İlk çizgi film denemelerini 1908 senesinde Fransız Emile Cohl yaptı. Beyaz bir kâğıt üzerine siyah renkle çizdiği çöpten adamlarını filme aldı. Ancak projeksiyonda negatif film kullanarak siyah fon üstünde hareket eden beyaz figürler elde etti.
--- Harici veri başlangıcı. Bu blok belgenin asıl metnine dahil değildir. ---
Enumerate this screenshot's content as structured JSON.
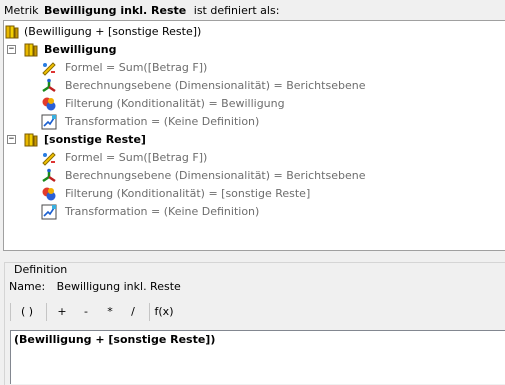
{
  "header": {
    "prefix": "Metrik",
    "metric_name": "Bewilligung inkl. Reste",
    "suffix": "ist definiert als:"
  },
  "tree": {
    "root": {
      "label": "(Bewilligung + [sonstige Reste])",
      "icon": "metric-icon"
    },
    "groups": [
      {
        "label": "Bewilligung",
        "toggle": "−",
        "icon": "metric-icon",
        "children": [
          {
            "label": "Formel = Sum([Betrag F])",
            "icon": "formula-icon"
          },
          {
            "label": "Berechnungsebene (Dimensionalität) = Berichtsebene",
            "icon": "dimensionality-icon"
          },
          {
            "label": "Filterung (Konditionalität) = Bewilligung",
            "icon": "filter-icon"
          },
          {
            "label": "Transformation = (Keine Definition)",
            "icon": "transformation-icon"
          }
        ]
      },
      {
        "label": "[sonstige Reste]",
        "toggle": "−",
        "icon": "metric-icon",
        "children": [
          {
            "label": "Formel = Sum([Betrag F])",
            "icon": "formula-icon"
          },
          {
            "label": "Berechnungsebene (Dimensionalität) = Berichtsebene",
            "icon": "dimensionality-icon"
          },
          {
            "label": "Filterung (Konditionalität) = [sonstige Reste]",
            "icon": "filter-icon"
          },
          {
            "label": "Transformation = (Keine Definition)",
            "icon": "transformation-icon"
          }
        ]
      }
    ]
  },
  "definition": {
    "group_title": "Definition",
    "name_label": "Name:",
    "name_value": "Bewilligung inkl. Reste",
    "toolbar": {
      "parens": "( )",
      "plus": "+",
      "minus": "-",
      "multiply": "*",
      "divide": "/",
      "function": "f(x)"
    },
    "formula": "(Bewilligung + [sonstige Reste])"
  }
}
Bunu, Amerikalı Winson Mclav “Gertie the Trained Dinasaur” adlı filmi tâkib etti. 1913-17 yılları arasında ise, dünyada yeni sanatçılar ve yeni filmler ortaya çıktı. Artık seyirci, çizgi filmi bir eğlence çeşidi olarak görüyordu.
Sesli sinemanın ortaya çıkmasıyla, çizgi filmde yeni bir altın dönem başladı. 1923 senesinde stüdyosunu kuran Walt Disney (1901-1966) “Mickey Mouse-Miki Fare” adlı ilk sesli filmini ve “Donald Duck= Vakvak Kardeş” dizisini ve nihâyet “Snov White and the Seven Dwarfs= Pamuk Prenses ve Yedi Cüceler” adlı uzun bir çizgi film yaptı. Disney’in hayvan tiplerine insan karakteri vererek, gerçeğe yakın bir biçimde filme hareketlilik kazandırması ve çocukları eğlendiren, güldüren, canlı ve müzikli oyunlar sergilemesi, kısa sürede şöhret bulmasına sebeb oldu. Disney’in bu çalışmalarını, Norman Mc. Laren, Alex Alexieff ve Claire Parkef gibi kimseler yeni tekniklerle tâkib ettiler.
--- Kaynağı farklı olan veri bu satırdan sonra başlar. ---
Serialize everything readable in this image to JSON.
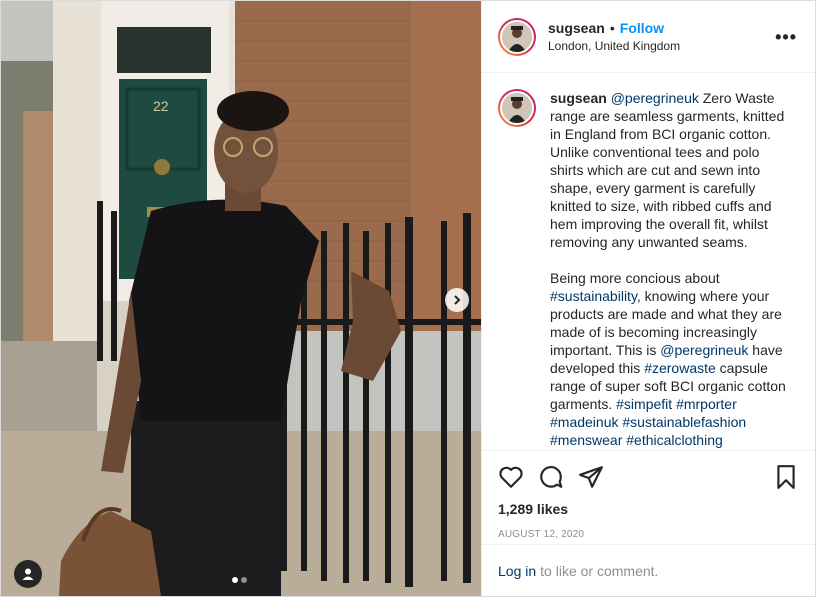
{
  "post": {
    "username": "sugsean",
    "separator": "•",
    "follow_label": "Follow",
    "location": "London, United Kingdom",
    "more_label": "•••",
    "door_number": "22"
  },
  "caption": {
    "username": "sugsean",
    "p1_mention": "@peregrineuk",
    "p1_text": " Zero Waste range are seamless garments, knitted in England from BCI organic cotton. Unlike conventional tees and polo shirts which are cut and sewn into shape, every garment is carefully knitted to size, with ribbed cuffs and hem improving the overall fit, whilst removing any unwanted seams.",
    "p2_a": "Being more concious about ",
    "p2_tag1": "#sustainability",
    "p2_b": ", knowing where your products are made and what they are made of is becoming increasingly important. This is ",
    "p2_mention": "@peregrineuk",
    "p2_c": " have developed this ",
    "p2_tag2": "#zerowaste",
    "p2_d": " capsule range of super soft BCI organic cotton garments. ",
    "p2_tag3": "#simpefit",
    "p2_tag4": "#mrporter",
    "p2_tag5": "#madeinuk",
    "p2_tag6": "#sustainablefashion",
    "p2_tag7": "#menswear",
    "p2_tag8": "#ethicalclothing"
  },
  "engagement": {
    "likes": "1,289 likes",
    "date": "AUGUST 12, 2020"
  },
  "login": {
    "link": "Log in",
    "text": "to like or comment."
  },
  "icons": {
    "like": "heart-icon",
    "comment": "comment-icon",
    "share": "paper-plane-icon",
    "save": "bookmark-icon",
    "next": "chevron-right-icon",
    "tag": "user-tag-icon"
  },
  "carousel": {
    "current": 1,
    "total": 2
  }
}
İçinde bulunduğumuz asırda, film yapımı oldukça pahalı olmasına rağmen, yine de bütün dünya ülkelerinde gelişmekte ve yayılmaktadır.
Çeşitli gösteriler ve yarışmalar yapılmakta, üniversitelerde ve okullarda film ile ilgili dersler konmaktadır. Çizgi film, artık eğlendirici olmaktan ziyâde, çeşitli tanıtım vâsıtası ve reklâm görevi yapmaktadır. Bu konuda dergi ve kitaplar yayınlanmakta, okullarda eğitici filmler, propaganda filmleri yapılmaktadır.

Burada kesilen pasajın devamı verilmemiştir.